Build a parser and parse Greek strings

Published

July 12, 2024

Follow along

To replicate all the steps in this tutorial:

Building a parser from local files

You can build a parser from delimited-text files organized in directories following Kanónes’ conventions. In this tutorial, we’ll use the files in the literarygreek-rules directory in the datasets directory of the Kanónes github repository.

If you have a variable named repo with the root directory of the Kanónes repository, then the core-infl directory will be:

srcdir = joinpath(repo, "datasets", "literarygreek-rules") 

Instantiate a data set

You can create a Kanones.FilesDataSet from a list of one or more directories.

using Kanones
kds = dataset([srcdir])

Compile a parser

You can then build a parser from a data set.

p = kParser(kds)

Interactive parsing

Use the parsetoken function to parse a string with a parser.

s = "ἀνθρώπῳ"
parses = parsetoken(s, p)
1-element Vector{CitableParserBuilder.Analysis}:
 CitableParserBuilder.Analysis("ἀνθρώπῳ", lsj.n8909, forms.2010001300, nounstems.n8909, nouninfl.os_ou3, "ἀνθρωπῳ", "a")

The result is a Vector of analyses. Each Analysis includes a morphological form object and an identifier for a lexeme (or vocabulary item). You can use the greekForm and lexemeurn functions to extract these from an Analysis; for a human-readable string value, use the label function on the result.

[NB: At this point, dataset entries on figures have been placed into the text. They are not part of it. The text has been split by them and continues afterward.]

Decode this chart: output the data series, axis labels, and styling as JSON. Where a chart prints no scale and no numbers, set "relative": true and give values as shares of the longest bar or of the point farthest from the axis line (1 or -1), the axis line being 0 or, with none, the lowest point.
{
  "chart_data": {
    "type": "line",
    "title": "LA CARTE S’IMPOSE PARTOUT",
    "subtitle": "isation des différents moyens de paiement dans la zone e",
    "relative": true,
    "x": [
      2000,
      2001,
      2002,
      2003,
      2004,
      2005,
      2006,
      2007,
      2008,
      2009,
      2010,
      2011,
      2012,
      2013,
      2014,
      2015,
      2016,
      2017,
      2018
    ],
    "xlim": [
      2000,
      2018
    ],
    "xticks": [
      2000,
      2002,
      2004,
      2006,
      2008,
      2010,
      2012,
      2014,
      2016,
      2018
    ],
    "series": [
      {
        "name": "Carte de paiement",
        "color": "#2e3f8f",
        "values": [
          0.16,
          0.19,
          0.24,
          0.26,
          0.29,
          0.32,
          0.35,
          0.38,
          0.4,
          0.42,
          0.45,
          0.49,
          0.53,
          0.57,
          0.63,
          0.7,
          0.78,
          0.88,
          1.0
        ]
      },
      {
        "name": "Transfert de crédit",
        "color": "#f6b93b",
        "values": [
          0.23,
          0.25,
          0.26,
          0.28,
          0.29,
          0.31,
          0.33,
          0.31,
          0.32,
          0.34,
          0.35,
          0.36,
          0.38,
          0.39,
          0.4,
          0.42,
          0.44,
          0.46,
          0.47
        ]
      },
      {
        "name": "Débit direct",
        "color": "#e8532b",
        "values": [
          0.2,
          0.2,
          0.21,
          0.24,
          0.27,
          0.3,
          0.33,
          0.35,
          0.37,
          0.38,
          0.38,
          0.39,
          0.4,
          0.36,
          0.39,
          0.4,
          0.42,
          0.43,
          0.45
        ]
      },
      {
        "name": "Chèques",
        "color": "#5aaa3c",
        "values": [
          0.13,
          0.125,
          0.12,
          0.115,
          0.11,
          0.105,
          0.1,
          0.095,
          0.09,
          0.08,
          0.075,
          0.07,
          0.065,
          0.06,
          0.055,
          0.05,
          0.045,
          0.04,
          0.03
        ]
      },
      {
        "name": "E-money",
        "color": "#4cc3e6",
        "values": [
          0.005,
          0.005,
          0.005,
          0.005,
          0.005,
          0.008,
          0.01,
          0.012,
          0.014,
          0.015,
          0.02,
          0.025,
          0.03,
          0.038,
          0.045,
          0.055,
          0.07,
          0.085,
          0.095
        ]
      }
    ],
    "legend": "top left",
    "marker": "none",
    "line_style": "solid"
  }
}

E.g., label the first form in the result:

parses[1] |> greekForm |> label
"noun: masculine dative singular"

or use Julia broadcasting to label the forms of all parses:

parses .|> greekForm .|> label
1-element Vector{String}:
 "noun: masculine dative singular"

Use broadcasting to find URNs for the lexeme from each analysis with the lexemeurn function from the CitableParserBuilder package:

using CitableParserBuilder
lexemelist = parses .|> lexemeurn
1-element Vector{LexemeUrn}:
 lsj.n8909

To label lexemes, you can attach lemmata drawn from Liddell-Scott’s lexicon. lemmadict is a convenience function that retrieves these data over the internet.

lsj = lemmatadict()

Use broadcasting to label each lexeme for easier human reading:

lemmalabel.(lexemelist, dict = lsj)
1-element Vector{String}:
 "lsj.n8909@ἄνθρωπος"

To parse a list of words, use the parsewordlist function. For example, we can split this string into a list of 23 word tokens.

s = "περὶ πολλοῦ ἂν ποιησαίμην ὦ ἄνδρες τὸ τοιούτους ὑμᾶς ἐμοὶ δικαστὰς περὶ τούτου τοῦ πράγματος γενέσθαι οἷοι ἂν ὑμῖν αὐτοῖς εἴητε τοιαῦτα πεπονθότες"
words = split(s)
23-element Vector{SubString{String}}:
 "περὶ"
 "πολλοῦ"
 "ἂν"
 "ποιησαίμην"
 "ὦ"
 "ἄνδρες"
 "τὸ"
 "τοιούτους"
 "ὑμᾶς"
 "ἐμοὶ"
 "δικαστὰς"
 "περὶ"
 "τούτου"
 "τοῦ"
 "πράγματος"
 "γενέσθαι"
 "οἷοι"
 "ἂν"
 "ὑμῖν"
 "αὐτοῖς"
 "εἴητε"
 "τοιαῦτα"
 "πεπονθότες"

We’ll need a parser with more vocabulary than the literary Greek sample we used above. You can build a small parser with some common vocabulary with the Kanones.coreparser function. We’ll further limit it to include only Attic forms.

p2 = Kanones.coreparser(repo; atticonly = true)
#parses = parsewordlist(words,p2)

The result is just a list of 23 Vectors of analyses, one for each word we submitted.

If all you want is labelled strings? Try this.

#labelledlines = formlabels(words, p2)
using Markdown
#mdlines = map(ln -> "1. " * ln, labelledlines)
#join(mdlines, "\n") |> Markdown.parse